Quand je suis arrivé chez elle, la cartographie de sa chambre a révélé un nœud Hartmann traversant son lit à hauteur de la poitrine, superposé à une veine d’eau souterraine. Une configuration que je retrouve régulièrement lors de mes interventions en Haute-Savoie et dans la région Rhône-Alpes.
La géobiologie est une pratique empirique qui ne fait pas consensus dans la communauté scientifique officielle. Mais dans la majorité des cas similaires que j’ai rencontrés, une fois la configuration corrigée, le sommeil s’améliorait.
Cet article t’explique ce qu’est le réseau Hartmann, quels effets certains clients rapportent, et comment une harmonisation Vastu Shastra peut s’inscrire dans une démarche globale pour améliorer la qualité de vie dans un lieu.
Le réseau Hartmann tire son nom du Dr Ernst Hartmann (1915–1992), médecin allemand dont les travaux, publiés à partir des années 1950, ont posé les bases d’une approche que de nombreux géobiologues européens pratiquent encore aujourd’hui.
Selon les praticiens de la géobiologie, ce réseau ressemble à un quadrillage invisible couvrant l’ensemble de la surface terrestre — naturel, non lié à l’activité humaine, présent partout.

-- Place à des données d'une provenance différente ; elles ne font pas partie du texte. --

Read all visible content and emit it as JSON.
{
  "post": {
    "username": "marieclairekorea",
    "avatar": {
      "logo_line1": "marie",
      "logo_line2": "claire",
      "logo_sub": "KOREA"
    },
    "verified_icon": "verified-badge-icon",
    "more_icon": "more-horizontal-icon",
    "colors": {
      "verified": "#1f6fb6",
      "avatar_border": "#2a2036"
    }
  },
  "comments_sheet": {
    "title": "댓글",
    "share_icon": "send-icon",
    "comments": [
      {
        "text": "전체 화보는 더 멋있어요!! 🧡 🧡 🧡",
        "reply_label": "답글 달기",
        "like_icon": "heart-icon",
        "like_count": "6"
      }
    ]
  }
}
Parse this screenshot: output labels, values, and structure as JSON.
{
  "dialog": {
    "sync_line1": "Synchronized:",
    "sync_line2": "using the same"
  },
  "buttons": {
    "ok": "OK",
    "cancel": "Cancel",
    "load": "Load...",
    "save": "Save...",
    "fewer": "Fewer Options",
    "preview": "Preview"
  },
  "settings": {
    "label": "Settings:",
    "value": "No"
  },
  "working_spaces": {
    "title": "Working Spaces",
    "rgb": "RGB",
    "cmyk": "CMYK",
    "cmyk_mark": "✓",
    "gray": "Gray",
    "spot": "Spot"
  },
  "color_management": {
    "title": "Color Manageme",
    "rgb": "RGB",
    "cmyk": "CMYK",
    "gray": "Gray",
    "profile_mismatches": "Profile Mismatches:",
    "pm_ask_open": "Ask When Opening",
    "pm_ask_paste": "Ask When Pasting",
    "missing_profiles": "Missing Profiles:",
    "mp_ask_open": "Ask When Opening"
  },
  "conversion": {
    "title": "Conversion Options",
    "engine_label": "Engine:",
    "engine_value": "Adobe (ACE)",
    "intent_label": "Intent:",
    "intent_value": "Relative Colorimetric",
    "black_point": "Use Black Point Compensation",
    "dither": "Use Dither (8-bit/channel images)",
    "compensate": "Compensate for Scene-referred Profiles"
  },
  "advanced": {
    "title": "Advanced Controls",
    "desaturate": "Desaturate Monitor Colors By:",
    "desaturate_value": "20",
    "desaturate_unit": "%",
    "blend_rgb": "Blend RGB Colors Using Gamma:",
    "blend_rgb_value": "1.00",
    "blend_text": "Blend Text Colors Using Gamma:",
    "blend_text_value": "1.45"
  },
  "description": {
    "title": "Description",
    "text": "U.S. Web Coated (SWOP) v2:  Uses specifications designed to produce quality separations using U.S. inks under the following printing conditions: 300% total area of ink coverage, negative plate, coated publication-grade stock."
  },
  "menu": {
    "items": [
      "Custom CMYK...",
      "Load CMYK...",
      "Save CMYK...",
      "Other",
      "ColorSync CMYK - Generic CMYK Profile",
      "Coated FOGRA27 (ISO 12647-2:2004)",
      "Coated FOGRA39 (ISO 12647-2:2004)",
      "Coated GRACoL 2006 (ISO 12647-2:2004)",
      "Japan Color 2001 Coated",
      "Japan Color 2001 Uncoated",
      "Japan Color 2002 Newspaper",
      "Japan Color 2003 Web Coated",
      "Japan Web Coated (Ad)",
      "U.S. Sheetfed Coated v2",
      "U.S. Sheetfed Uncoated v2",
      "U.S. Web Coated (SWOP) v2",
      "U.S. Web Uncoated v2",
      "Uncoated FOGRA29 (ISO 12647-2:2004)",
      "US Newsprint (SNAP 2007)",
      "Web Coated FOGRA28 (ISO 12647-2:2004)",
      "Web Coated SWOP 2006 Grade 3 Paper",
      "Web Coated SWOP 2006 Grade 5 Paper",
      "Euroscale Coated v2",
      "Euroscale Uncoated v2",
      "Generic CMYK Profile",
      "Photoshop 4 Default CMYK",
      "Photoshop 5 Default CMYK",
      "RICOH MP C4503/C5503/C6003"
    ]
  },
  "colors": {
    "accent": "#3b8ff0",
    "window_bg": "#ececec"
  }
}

Ses caractéristiques telles que les décrivent les praticiens :
À ce jour, le réseau Hartmann ne fait pas l’objet d’une validation scientifique largement acceptée. Les praticiens de la géobiologie s’appuient principalement sur leurs observations de terrain, tandis que la communauté scientifique considère que ces observations ne sont pas démontrées selon les critères actuels de la recherche.
Les géobiologues décrivent le réseau Hartmann non comme une « onde nocive » en soi, mais comme un réseau amplificateur — une structure qui intensifie ce qu’elle traverse.
Si une cloison Hartmann se superpose à une perturbation existante — une veine d’eau souterraine (que j’explore dans mon article sur les failles et cours d’eau), une faille géologique, ou les lignes du réseau Curry — elle en amplifie localement l’effet. À l’inverse, sa superposition avec un réseau porteur (réseau Sacré) pourrait amplifier une dynamique favorable.
C’est pourquoi deux lits voisins dans la même chambre peuvent donner des résultats très différents selon leur positionnement précis. C’est aussi ce qui rend une cartographie méthodique indispensable avant toute correction — je l’ai compris à mes débuts en constatant que des déplacements approximatifs ne donnaient rien, voire aggravaient les choses.
💬 Pourquoi deux personnes dorment-elles différemment dans la même chambre ?
Leurs lits peuvent se trouver dans des configurations géobiologiques très différentes, même s’ils sont côte à côte. L’un peut être en zone neutre, l’autre traversé par un nœud Hartmann superposé à une veine d’eau. La géobiologie propose cette hypothèse pour expliquer des écarts de sommeil inexpliqués au sein d’un même foyer.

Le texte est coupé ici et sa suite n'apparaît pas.